An accommodation or modification is reasonable if:
- It is related to the resident’s disability needs;
- Is not an undue administrative and financial burden for the housing provider;
- Does not fundamentally alter the nature of the provider’s operations.
Undue Burden: The request must not impose an undue financial and administrative burden on the housing provider. The determination of undue financial and administrative burden must be made on a case-by-case basis involving various factors, such as the cost of the requested accommodation, the financial resources of the provider, the benefits that the accommodation would provide to the requester, and the availability of alternative accommodations that would effectively meet the requester’s disability-related needs.
Example: An applicant who uses a walker prefers a third-story rental in an older walk-up building – the housing provider does not have to install an elevator if such a modification is cost-prohibitive.
Fundamental Alteration: The requested accommodation or modification must not require the housing provider to make a fundamental alteration in the essential nature of the provider’s operations.
Example: A resident with a disability cannot do his own housekeeping and the housing provider does not supply housekeeping for residents.
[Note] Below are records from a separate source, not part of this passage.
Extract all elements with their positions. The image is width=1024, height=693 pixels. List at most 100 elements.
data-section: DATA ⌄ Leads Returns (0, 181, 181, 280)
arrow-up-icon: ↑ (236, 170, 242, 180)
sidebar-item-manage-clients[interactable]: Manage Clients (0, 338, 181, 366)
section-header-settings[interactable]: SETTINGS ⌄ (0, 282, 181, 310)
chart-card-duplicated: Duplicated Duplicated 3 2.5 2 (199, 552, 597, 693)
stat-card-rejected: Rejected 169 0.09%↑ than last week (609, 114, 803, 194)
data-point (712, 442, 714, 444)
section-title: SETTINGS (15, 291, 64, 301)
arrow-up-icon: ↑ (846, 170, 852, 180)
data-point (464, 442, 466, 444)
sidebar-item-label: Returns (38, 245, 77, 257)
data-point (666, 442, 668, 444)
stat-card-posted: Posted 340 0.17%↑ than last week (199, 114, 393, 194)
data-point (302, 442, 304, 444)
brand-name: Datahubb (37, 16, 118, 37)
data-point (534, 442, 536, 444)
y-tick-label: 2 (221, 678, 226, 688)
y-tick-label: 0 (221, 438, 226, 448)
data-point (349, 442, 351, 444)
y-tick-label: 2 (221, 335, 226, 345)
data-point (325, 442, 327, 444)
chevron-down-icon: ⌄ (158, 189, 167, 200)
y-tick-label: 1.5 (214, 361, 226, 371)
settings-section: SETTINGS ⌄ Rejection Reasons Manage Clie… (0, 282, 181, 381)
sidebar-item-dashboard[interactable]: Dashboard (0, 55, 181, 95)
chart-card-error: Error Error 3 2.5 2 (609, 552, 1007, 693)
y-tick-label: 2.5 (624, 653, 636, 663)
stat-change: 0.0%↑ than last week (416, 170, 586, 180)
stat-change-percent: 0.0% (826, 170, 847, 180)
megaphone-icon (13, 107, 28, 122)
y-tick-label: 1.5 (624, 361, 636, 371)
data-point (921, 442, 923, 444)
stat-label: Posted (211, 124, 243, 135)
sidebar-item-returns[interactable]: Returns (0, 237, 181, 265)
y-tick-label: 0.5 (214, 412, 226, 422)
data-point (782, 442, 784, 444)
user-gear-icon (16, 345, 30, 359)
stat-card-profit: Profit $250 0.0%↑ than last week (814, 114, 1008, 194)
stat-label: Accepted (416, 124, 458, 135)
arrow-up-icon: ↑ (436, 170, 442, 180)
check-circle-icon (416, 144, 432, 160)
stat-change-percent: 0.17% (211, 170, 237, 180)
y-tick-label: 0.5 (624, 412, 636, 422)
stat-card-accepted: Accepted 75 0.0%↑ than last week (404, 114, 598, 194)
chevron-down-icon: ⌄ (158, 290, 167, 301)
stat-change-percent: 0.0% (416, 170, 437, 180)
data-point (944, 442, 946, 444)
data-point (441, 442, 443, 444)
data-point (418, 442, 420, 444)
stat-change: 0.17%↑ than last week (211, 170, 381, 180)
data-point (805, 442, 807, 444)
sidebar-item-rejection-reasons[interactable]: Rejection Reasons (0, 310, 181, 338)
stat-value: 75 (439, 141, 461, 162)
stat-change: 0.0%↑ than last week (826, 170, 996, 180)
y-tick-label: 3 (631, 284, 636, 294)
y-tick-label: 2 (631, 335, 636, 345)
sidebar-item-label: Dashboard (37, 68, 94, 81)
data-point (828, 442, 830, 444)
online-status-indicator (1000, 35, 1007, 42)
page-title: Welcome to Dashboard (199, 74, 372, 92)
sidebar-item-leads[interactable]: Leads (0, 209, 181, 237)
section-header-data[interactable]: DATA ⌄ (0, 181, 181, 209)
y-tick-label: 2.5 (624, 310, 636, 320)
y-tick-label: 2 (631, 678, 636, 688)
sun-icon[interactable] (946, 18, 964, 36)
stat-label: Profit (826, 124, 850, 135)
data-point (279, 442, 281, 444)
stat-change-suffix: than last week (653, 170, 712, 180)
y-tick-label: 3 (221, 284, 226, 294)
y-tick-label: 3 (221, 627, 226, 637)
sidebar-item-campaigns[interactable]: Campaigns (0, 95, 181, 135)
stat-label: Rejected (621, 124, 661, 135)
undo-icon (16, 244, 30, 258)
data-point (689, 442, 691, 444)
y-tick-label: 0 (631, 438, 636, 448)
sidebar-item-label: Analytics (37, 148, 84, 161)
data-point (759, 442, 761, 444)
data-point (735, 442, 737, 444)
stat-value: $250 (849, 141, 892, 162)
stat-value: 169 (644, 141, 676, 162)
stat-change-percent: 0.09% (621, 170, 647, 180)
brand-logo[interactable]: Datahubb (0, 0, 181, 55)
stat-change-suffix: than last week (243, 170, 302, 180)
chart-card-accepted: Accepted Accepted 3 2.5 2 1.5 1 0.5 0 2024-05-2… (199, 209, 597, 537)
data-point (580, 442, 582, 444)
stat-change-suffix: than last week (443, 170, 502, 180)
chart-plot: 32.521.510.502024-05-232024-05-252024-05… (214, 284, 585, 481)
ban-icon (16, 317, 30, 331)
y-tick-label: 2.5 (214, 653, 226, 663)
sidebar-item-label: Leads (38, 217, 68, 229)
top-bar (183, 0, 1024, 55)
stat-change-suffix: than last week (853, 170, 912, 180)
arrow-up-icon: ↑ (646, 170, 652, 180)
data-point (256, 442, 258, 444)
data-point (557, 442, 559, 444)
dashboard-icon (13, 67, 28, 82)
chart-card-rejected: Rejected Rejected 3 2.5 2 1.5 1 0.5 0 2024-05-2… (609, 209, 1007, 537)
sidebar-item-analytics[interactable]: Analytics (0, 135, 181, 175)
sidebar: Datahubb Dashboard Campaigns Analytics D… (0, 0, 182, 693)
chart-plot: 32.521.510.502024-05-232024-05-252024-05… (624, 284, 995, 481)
A request for such services is not reasonable.
Refusing a Request: When a housing provider refuses a requested accommodation because it is not reasonable, the provider should discuss with the requester whether an alternative accommodation would effectively address the person’s disability-related needs. If an alternative accommodation would effectively meet the person’s needs and is reasonable, the provider must grant it.
A failure to reach an agreement on an accommodation request is in effect a decision by the housing provider not to grant the requested accommodation. Someone who was denied an accommodation may file a fair housing complaint to challenge that decision.